L’éducation à l’empathie, un traitement de fond ?

  

        Alors que les outils d’intervention actuels ne soulagent que les symptômes du harcèlement scolaire, une fois le mal installé, d’autres psychologues et pédopsychiatres se concentrent sur un traitement de fond possible dès la maternelle : l’éducation à l’empathie.

 

À Luxembourg, Catherine Verdier propose en ce sens la méthode des 3E, qu’elle développe dans son ouvrage de prévention #j’aime les autres (éditions du Rocher, septembre 2017). Elle résulte de trente années de thérapies, de lectures et des ateliers de confiance en soi que la psychologue mène au sein l’association Psyfamille, dont elle est présidente.

 

Selon elle, les enseignants sont démunis face aux situations de harcèlement. Ils ont besoin d’outils efficaces pour enrayer le phénomène, en adéquation avec les exigences de l’Organisation Mondiale de la Santé. Cette dernière prône une enfance sans violence, indispensable au développement sain d’un enfant. Elle a défini une liste de compétences psychosociales à enseigner aux plus jeunes, reprises dernièrement en mars 2015 par l'INPES. 

 

Compétences psychosociales à développer par l'O

Capture d'écran du rapport Santé en action n°431, rédigé par l'INPES  (Institut National de Prévention et d'Éducation pour la Santé (mars 2015).
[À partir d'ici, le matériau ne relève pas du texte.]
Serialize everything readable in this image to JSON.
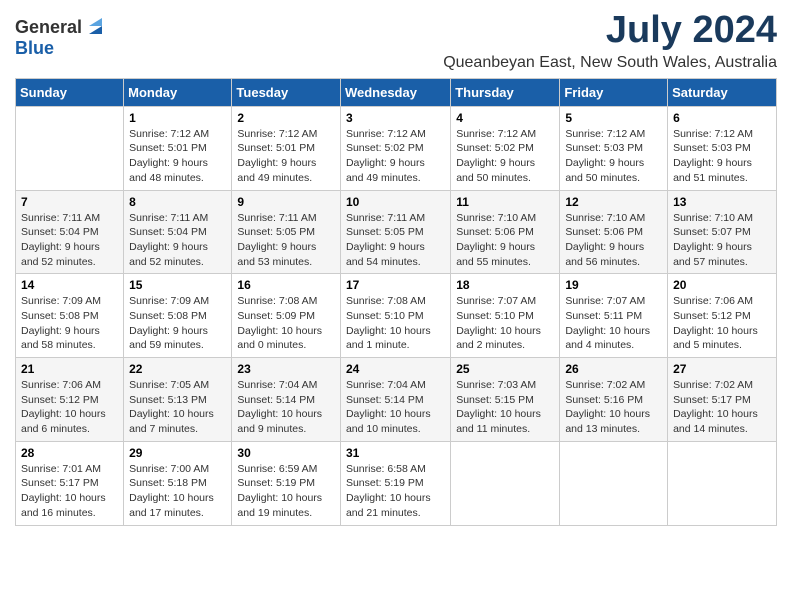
{
  "logo": {
    "general": "General",
    "blue": "Blue"
  },
  "title": "July 2024",
  "subtitle": "Queanbeyan East, New South Wales, Australia",
  "columns": [
    "Sunday",
    "Monday",
    "Tuesday",
    "Wednesday",
    "Thursday",
    "Friday",
    "Saturday"
  ],
  "weeks": [
    [
      {
        "day": "",
        "info": ""
      },
      {
        "day": "1",
        "info": "Sunrise: 7:12 AM\nSunset: 5:01 PM\nDaylight: 9 hours\nand 48 minutes."
      },
      {
        "day": "2",
        "info": "Sunrise: 7:12 AM\nSunset: 5:01 PM\nDaylight: 9 hours\nand 49 minutes."
      },
      {
        "day": "3",
        "info": "Sunrise: 7:12 AM\nSunset: 5:02 PM\nDaylight: 9 hours\nand 49 minutes."
      },
      {
        "day": "4",
        "info": "Sunrise: 7:12 AM\nSunset: 5:02 PM\nDaylight: 9 hours\nand 50 minutes."
      },
      {
        "day": "5",
        "info": "Sunrise: 7:12 AM\nSunset: 5:03 PM\nDaylight: 9 hours\nand 50 minutes."
      },
      {
        "day": "6",
        "info": "Sunrise: 7:12 AM\nSunset: 5:03 PM\nDaylight: 9 hours\nand 51 minutes."
      }
    ],
    [
      {
        "day": "7",
        "info": "Sunrise: 7:11 AM\nSunset: 5:04 PM\nDaylight: 9 hours\nand 52 minutes."
      },
      {
        "day": "8",
        "info": "Sunrise: 7:11 AM\nSunset: 5:04 PM\nDaylight: 9 hours\nand 52 minutes."
      },
      {
        "day": "9",
        "info": "Sunrise: 7:11 AM\nSunset: 5:05 PM\nDaylight: 9 hours\nand 53 minutes."
      },
      {
        "day": "10",
        "info": "Sunrise: 7:11 AM\nSunset: 5:05 PM\nDaylight: 9 hours\nand 54 minutes."
      },
      {
        "day": "11",
        "info": "Sunrise: 7:10 AM\nSunset: 5:06 PM\nDaylight: 9 hours\nand 55 minutes."
      },
      {
        "day": "12",
        "info": "Sunrise: 7:10 AM\nSunset: 5:06 PM\nDaylight: 9 hours\nand 56 minutes."
      },
      {
        "day": "13",
        "info": "Sunrise: 7:10 AM\nSunset: 5:07 PM\nDaylight: 9 hours\nand 57 minutes."
      }
    ],
    [
      {
        "day": "14",
        "info": "Sunrise: 7:09 AM\nSunset: 5:08 PM\nDaylight: 9 hours\nand 58 minutes."
      },
      {
        "day": "15",
        "info": "Sunrise: 7:09 AM\nSunset: 5:08 PM\nDaylight: 9 hours\nand 59 minutes."
      },
      {
        "day": "16",
        "info": "Sunrise: 7:08 AM\nSunset: 5:09 PM\nDaylight: 10 hours\nand 0 minutes."
      },
      {
        "day": "17",
        "info": "Sunrise: 7:08 AM\nSunset: 5:10 PM\nDaylight: 10 hours\nand 1 minute."
      },
      {
        "day": "18",
        "info": "Sunrise: 7:07 AM\nSunset: 5:10 PM\nDaylight: 10 hours\nand 2 minutes."
      },
      {
        "day": "19",
        "info": "Sunrise: 7:07 AM\nSunset: 5:11 PM\nDaylight: 10 hours\nand 4 minutes."
      },
      {
        "day": "20",
        "info": "Sunrise: 7:06 AM\nSunset: 5:12 PM\nDaylight: 10 hours\nand 5 minutes."
      }
    ],
    [
      {
        "day": "21",
        "info": "Sunrise: 7:06 AM\nSunset: 5:12 PM\nDaylight: 10 hours\nand 6 minutes."
      },
      {
        "day": "22",
        "info": "Sunrise: 7:05 AM\nSunset: 5:13 PM\nDaylight: 10 hours\nand 7 minutes."
      },
      {
        "day": "23",
        "info": "Sunrise: 7:04 AM\nSunset: 5:14 PM\nDaylight: 10 hours\nand 9 minutes."
      },
      {
        "day": "24",
        "info": "Sunrise: 7:04 AM\nSunset: 5:14 PM\nDaylight: 10 hours\nand 10 minutes."
      },
      {
        "day": "25",
        "info": "Sunrise: 7:03 AM\nSunset: 5:15 PM\nDaylight: 10 hours\nand 11 minutes."
      },
      {
        "day": "26",
        "info": "Sunrise: 7:02 AM\nSunset: 5:16 PM\nDaylight: 10 hours\nand 13 minutes."
      },
      {
        "day": "27",
        "info": "Sunrise: 7:02 AM\nSunset: 5:17 PM\nDaylight: 10 hours\nand 14 minutes."
      }
    ],
    [
      {
        "day": "28",
        "info": "Sunrise: 7:01 AM\nSunset: 5:17 PM\nDaylight: 10 hours\nand 16 minutes."
      },
      {
        "day": "29",
        "info": "Sunrise: 7:00 AM\nSunset: 5:18 PM\nDaylight: 10 hours\nand 17 minutes."
      },
      {
        "day": "30",
        "info": "Sunrise: 6:59 AM\nSunset: 5:19 PM\nDaylight: 10 hours\nand 19 minutes."
      },
      {
        "day": "31",
        "info": "Sunrise: 6:58 AM\nSunset: 5:19 PM\nDaylight: 10 hours\nand 21 minutes."
      },
      {
        "day": "",
        "info": ""
      },
      {
        "day": "",
        "info": ""
      },
      {
        "day": "",
        "info": ""
      }
    ]
  ]
}
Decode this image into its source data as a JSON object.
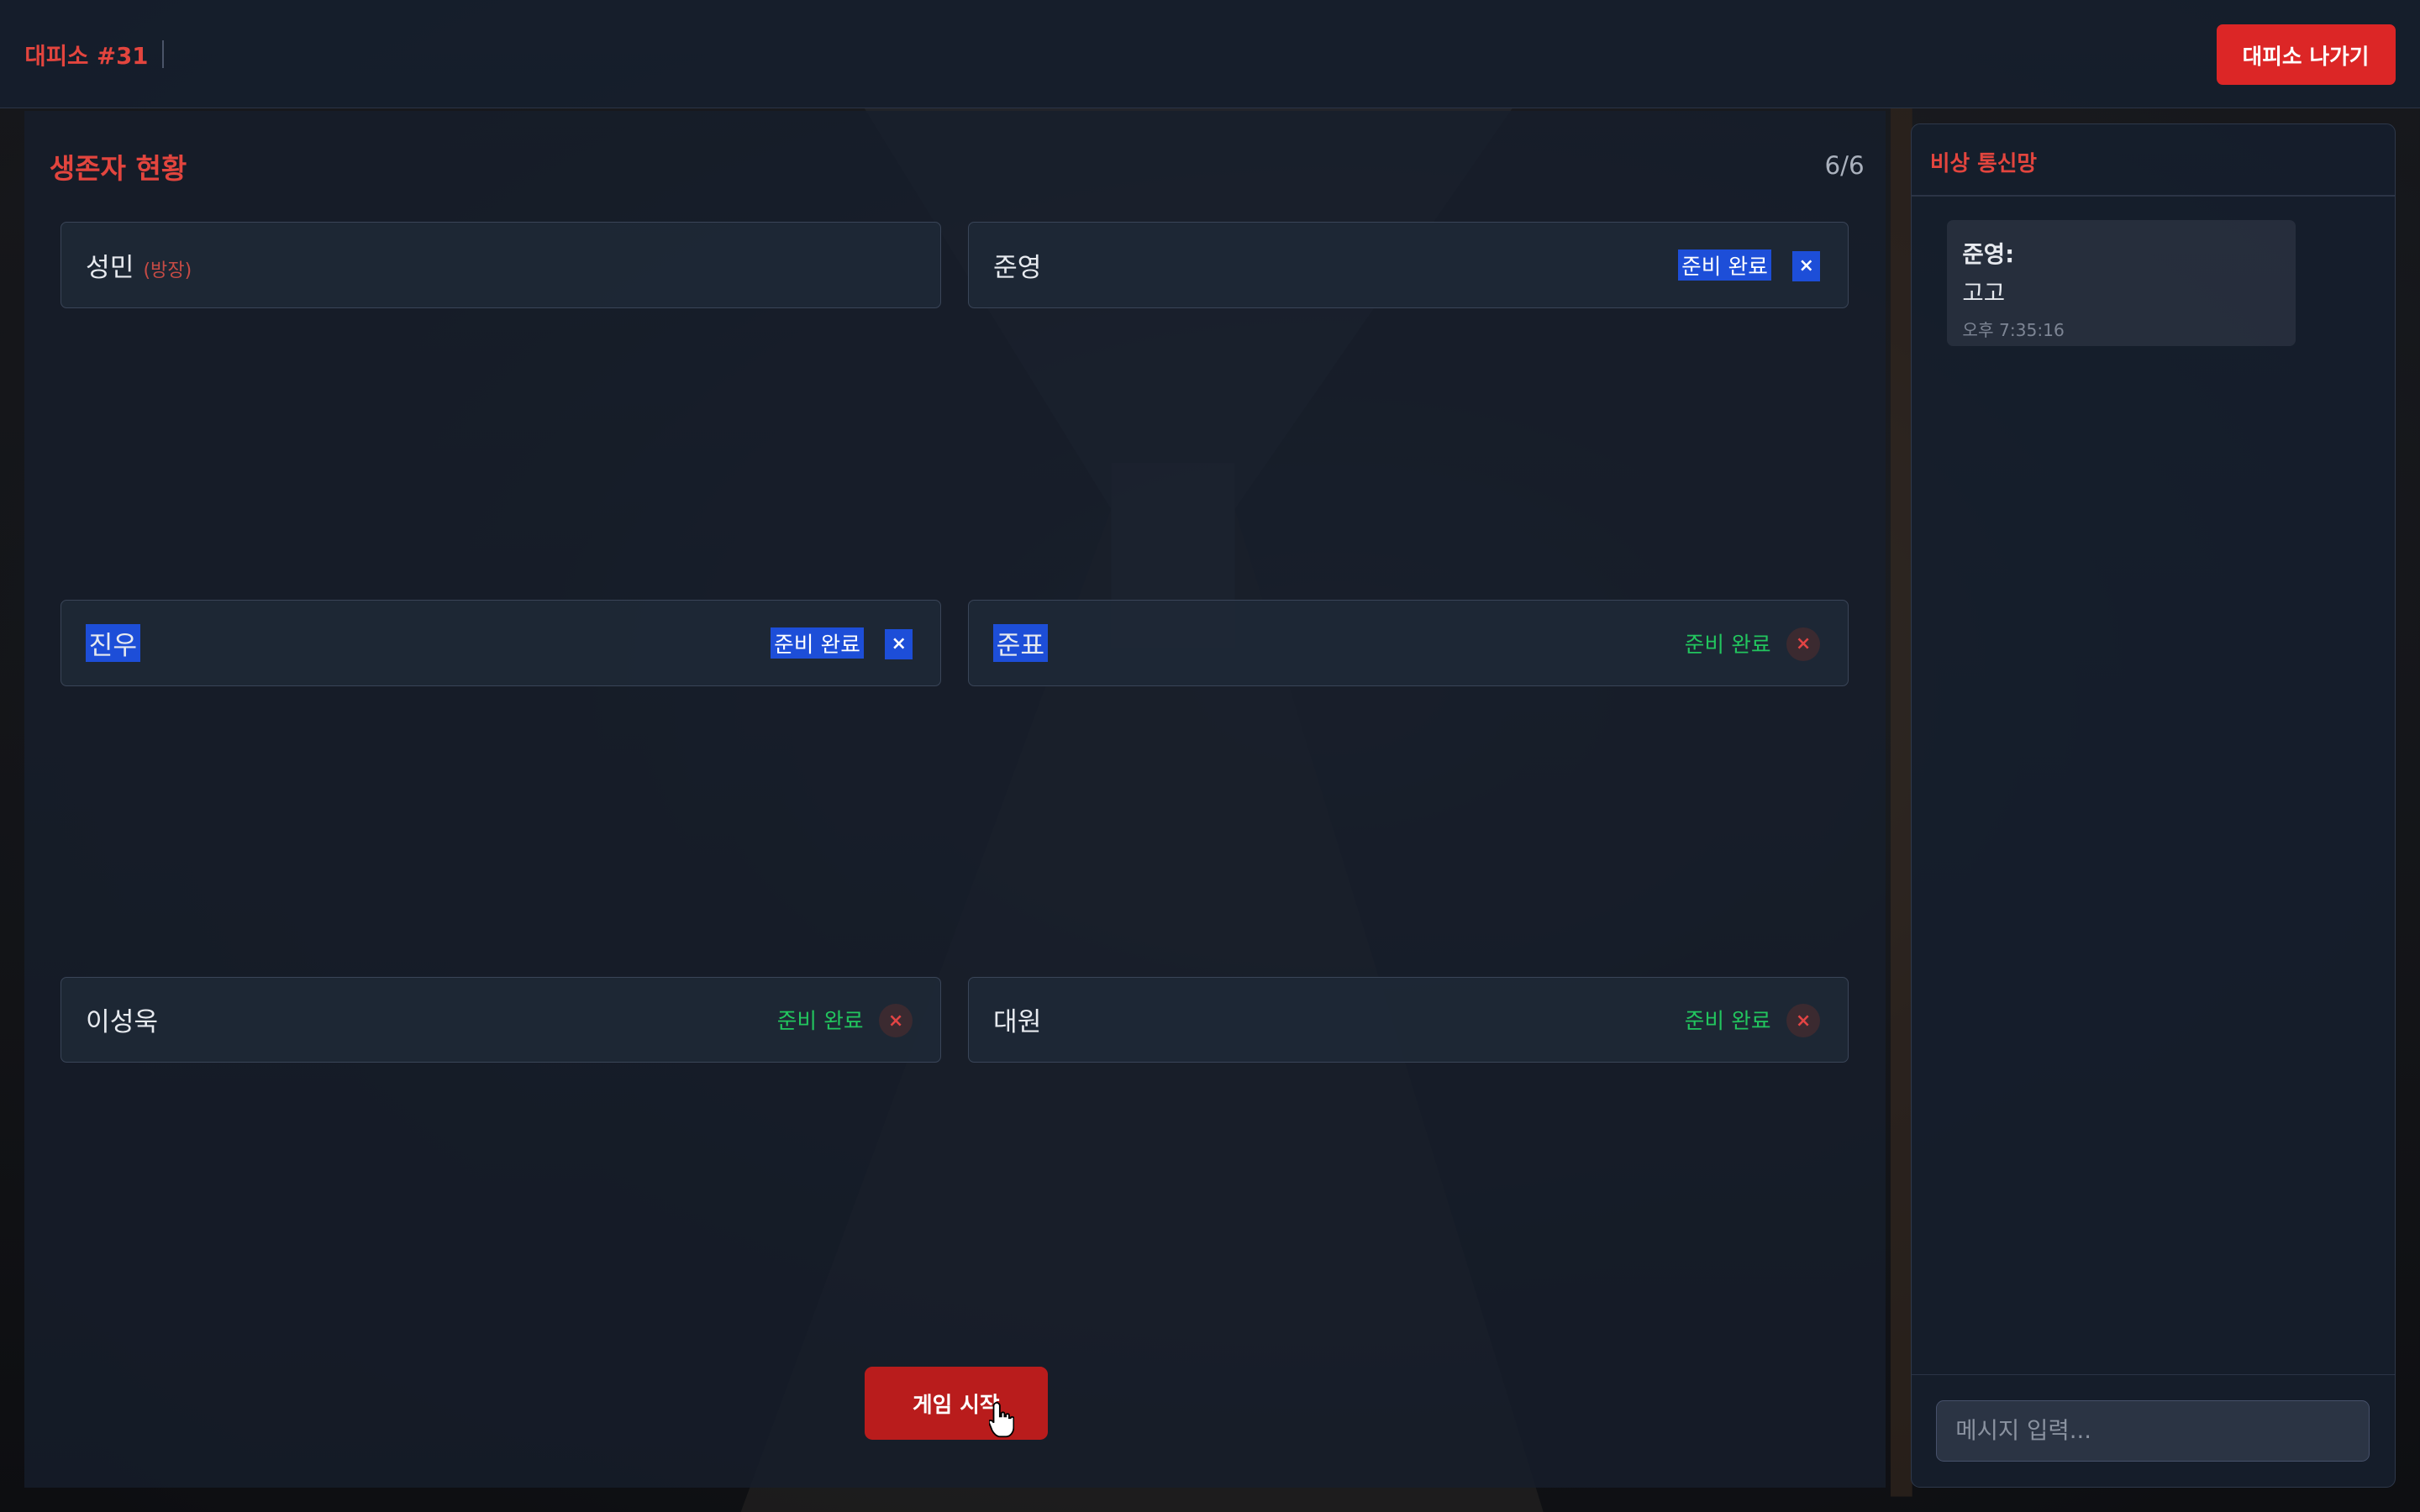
{
  "header": {
    "room_title": "대피소 #31",
    "leave_label": "대피소 나가기"
  },
  "survivors": {
    "title": "생존자 현황",
    "count": "6/6",
    "players": [
      {
        "name": "성민",
        "host_tag": "(방장)"
      },
      {
        "name": "준영",
        "status": "준비 완료",
        "kick": "×"
      },
      {
        "name": "진우",
        "status": "준비 완료",
        "kick": "×"
      },
      {
        "name": "준표",
        "status": "준비 완료",
        "kick": "×"
      },
      {
        "name": "이성욱",
        "status": "준비 완료",
        "kick": "×"
      },
      {
        "name": "대원",
        "status": "준비 완료",
        "kick": "×"
      }
    ],
    "start_label": "게임 시작"
  },
  "chat": {
    "title": "비상 통신망",
    "messages": [
      {
        "sender": "준영:",
        "text": "고고",
        "time": "오후 7:35:16"
      }
    ],
    "input_placeholder": "메시지 입력..."
  },
  "colors": {
    "accent": "#dc2626",
    "ready": "#22c55e",
    "panel": "#161e2c"
  }
}
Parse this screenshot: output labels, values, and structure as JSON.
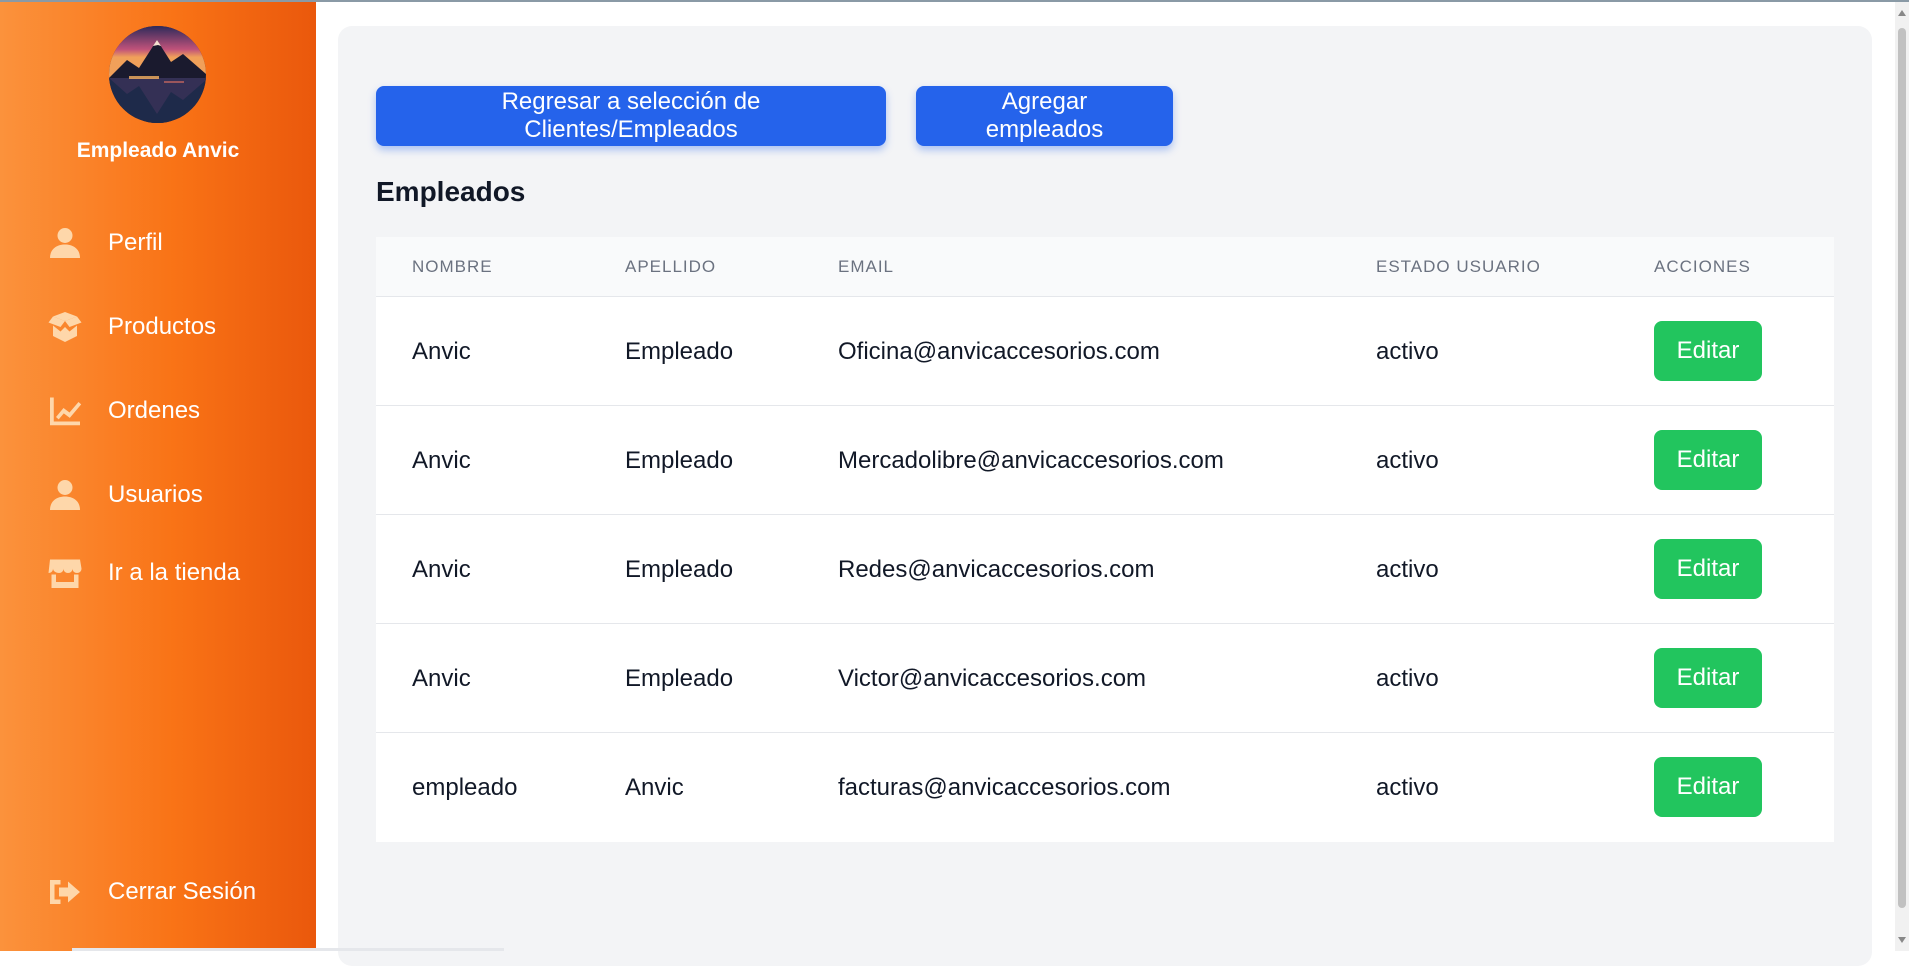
{
  "sidebar": {
    "user_name": "Empleado Anvic",
    "avatar_icon": "mountain-lake-avatar",
    "items": [
      {
        "label": "Perfil",
        "icon": "user-icon"
      },
      {
        "label": "Productos",
        "icon": "box-open-icon"
      },
      {
        "label": "Ordenes",
        "icon": "chart-line-icon"
      },
      {
        "label": "Usuarios",
        "icon": "user-icon"
      },
      {
        "label": "Ir a la tienda",
        "icon": "store-icon"
      }
    ],
    "logout": {
      "label": "Cerrar Sesión",
      "icon": "sign-out-icon"
    }
  },
  "main": {
    "back_button": "Regresar a selección de Clientes/Empleados",
    "add_button": "Agregar empleados",
    "section_title": "Empleados",
    "table": {
      "headers": [
        "NOMBRE",
        "APELLIDO",
        "EMAIL",
        "ESTADO USUARIO",
        "ACCIONES"
      ],
      "rows": [
        {
          "nombre": "Anvic",
          "apellido": "Empleado",
          "email": "Oficina@anvicaccesorios.com",
          "estado": "activo",
          "accion": "Editar"
        },
        {
          "nombre": "Anvic",
          "apellido": "Empleado",
          "email": "Mercadolibre@anvicaccesorios.com",
          "estado": "activo",
          "accion": "Editar"
        },
        {
          "nombre": "Anvic",
          "apellido": "Empleado",
          "email": "Redes@anvicaccesorios.com",
          "estado": "activo",
          "accion": "Editar"
        },
        {
          "nombre": "Anvic",
          "apellido": "Empleado",
          "email": "Victor@anvicaccesorios.com",
          "estado": "activo",
          "accion": "Editar"
        },
        {
          "nombre": "empleado",
          "apellido": "Anvic",
          "email": "facturas@anvicaccesorios.com",
          "estado": "activo",
          "accion": "Editar"
        }
      ]
    }
  },
  "colors": {
    "sidebar_start": "#fb923c",
    "sidebar_end": "#ea580c",
    "primary_button": "#2563eb",
    "edit_button": "#22c55e",
    "content_bg": "#f3f4f6"
  }
}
 Si ces facultés psychosociales sont peu développées chez les enfants, ces derniers s’adonnent plus facilement à de la violence, à des comportements addictifs ou à risque d'après l'INPES. C’est un des facteurs déterminants du harcèlement scolaire, issu de l’échec de cet apprentissage.

Ne devenir ni harceleur, ni harcelé : mode d’emploi

                 méthode des 3E s’apparente plus à un état d’esprit à adopter qu’à une procédure pure et dure. Cela passe par l’apprentissage de ces trois fonctions psychosociales : les Émotions, l’Empathie, et l’Estime de soi. “Ces compétences sont la clé des interactions sociales, de l’acceptation et de l’adaptation à l’autre, à sa différence et sa spécificité” précise la psychologue. Cet apprentissage doit se faire en duo avec les enseignants et les parents.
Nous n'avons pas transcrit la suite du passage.